Но тут сомалийцу удалось высвободить ногу, и он что есть силы всадил Рею коленом по яйцам, отчего у того перехватило дыхание. Рей ослабил хватку, и боевик смог выдернуть руку и схватить штык-нож, прежде чем Рей успел снова перехватить его запястье. Но теперь в игру уже вступила острая сталь, и оба противника, в борцовском противостоянии двух прижатых друг к другу тел, бросили все свои силы и внимание на то, чтобы завладеть лезвием, в надежде рано или поздно вонзить его в тело врага, поразив какой-нибудь кровеносный орган. Внезапно Рей, обученный искусству рукопашной схватки и обладатель шести черных поясов в шести различных видах единоборств, резко отпрянул назад, предвидя, что противник по инерции подастся следом за ним, и, когда это произошло, он снова усилил давление. Теперь распрямленная рука сомалийца не имела пространства для упора, и Рей начал заламывать ее назад. Тут вдруг боевик исхитрился укусить его за ухо. Боль оказалась не такой уж сильной, однако неожиданность этого чуть ли не интимного действия заставила Рея потерять бдительность: сомалиец, потерпев поражение в схватке за нож, быстро одержал верх в поединке без оружия, пропустив змеей свою руку в брешь в обороне Рея и лишь на какое-то мгновение положив запястье поперек его горла. Теперь ему достаточно было пережать трахею и продержать Рея так в течение трех минут, и его враг умрет.
Противники производили такой шум, словно шесть свиней затолкали в загон, предназначенный только для трех: они сопели, кряхтели и судорожно дышали. Их легкие качали воздух туда-сюда, дыхание вырывалось подобно волнам, накатывающимся на берег. Кислород, как горючее, необходимое для схватки, ценился дороже золота, и оба всасывали его при малейшей возможности. Обильно струящийся пот покрывал напряженные мышцы липким слоем боевой смазки. У обоих не было ни одной осознанной мысли в голове; оставалось только интуитивное чутье человеческого тела, сила, воля и инстинкт самосохранения.
Рискнув расстаться с упором в пол, Рей высвободил ногу, обвил ею щиколотку противника и начал ее заламывать в надежде вынудить сомалийца ослабить хватку. Какое-то время казалось, что у него получается, но затем сомалиец сделал невероятно изобретательный ход. Он бросил нож, и Рей, заглотив наживку, отпустил его руку, чтобы схватить оружие.
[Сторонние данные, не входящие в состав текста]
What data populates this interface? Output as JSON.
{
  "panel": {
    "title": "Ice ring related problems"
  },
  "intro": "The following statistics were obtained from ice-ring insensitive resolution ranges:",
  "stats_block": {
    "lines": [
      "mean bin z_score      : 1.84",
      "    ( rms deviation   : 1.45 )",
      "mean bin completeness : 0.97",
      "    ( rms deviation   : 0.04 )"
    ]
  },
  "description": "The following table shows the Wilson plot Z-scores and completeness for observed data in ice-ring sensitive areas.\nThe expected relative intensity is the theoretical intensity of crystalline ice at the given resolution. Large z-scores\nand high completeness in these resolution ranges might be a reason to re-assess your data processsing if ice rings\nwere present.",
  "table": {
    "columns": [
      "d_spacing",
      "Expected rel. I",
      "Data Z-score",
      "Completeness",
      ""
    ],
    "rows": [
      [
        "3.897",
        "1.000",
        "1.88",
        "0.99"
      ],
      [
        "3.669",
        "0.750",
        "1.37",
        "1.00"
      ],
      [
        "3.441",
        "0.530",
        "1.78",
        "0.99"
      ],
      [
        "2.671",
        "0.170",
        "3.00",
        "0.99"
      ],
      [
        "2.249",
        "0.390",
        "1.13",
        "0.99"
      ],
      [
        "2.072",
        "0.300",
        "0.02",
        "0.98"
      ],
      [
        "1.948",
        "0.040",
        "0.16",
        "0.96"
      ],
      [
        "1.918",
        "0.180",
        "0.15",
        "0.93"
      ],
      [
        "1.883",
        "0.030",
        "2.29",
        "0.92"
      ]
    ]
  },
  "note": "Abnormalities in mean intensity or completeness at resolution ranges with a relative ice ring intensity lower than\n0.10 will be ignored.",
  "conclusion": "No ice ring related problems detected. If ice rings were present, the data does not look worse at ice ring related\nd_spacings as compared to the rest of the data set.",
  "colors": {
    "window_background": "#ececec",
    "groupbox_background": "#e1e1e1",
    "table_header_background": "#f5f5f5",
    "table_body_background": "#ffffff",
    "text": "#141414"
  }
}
Но в это самое мгновение рука жилистого сомалийца метнулась в образовавшуюся брешь и вцепилась Рею в горло, погружаясь большим пальцем в гортань. Рей заморгал, ему в лицо брызнула кровавая слизь, и тут сомалиец, как змея, оторвал свое запястье левой руки от шеи Рея и тотчас же снова обвил этой самой рукой ему шею, приподнявшись настолько, чтобы задействовать и силу плеча, после чего уже оба его больших пальца сомкнулись на кадыке Рея, надавливая на него изо всех сил. Рею оставалось только удерживать противника в вертикальном положении, чтобы тот не мог навалиться на него всем телом, однако теперь на самом деле это был лишь вопрос времени, поскольку сомалиец перекрыл приток воздуха ему в легкие на добрых семьдесят процентов.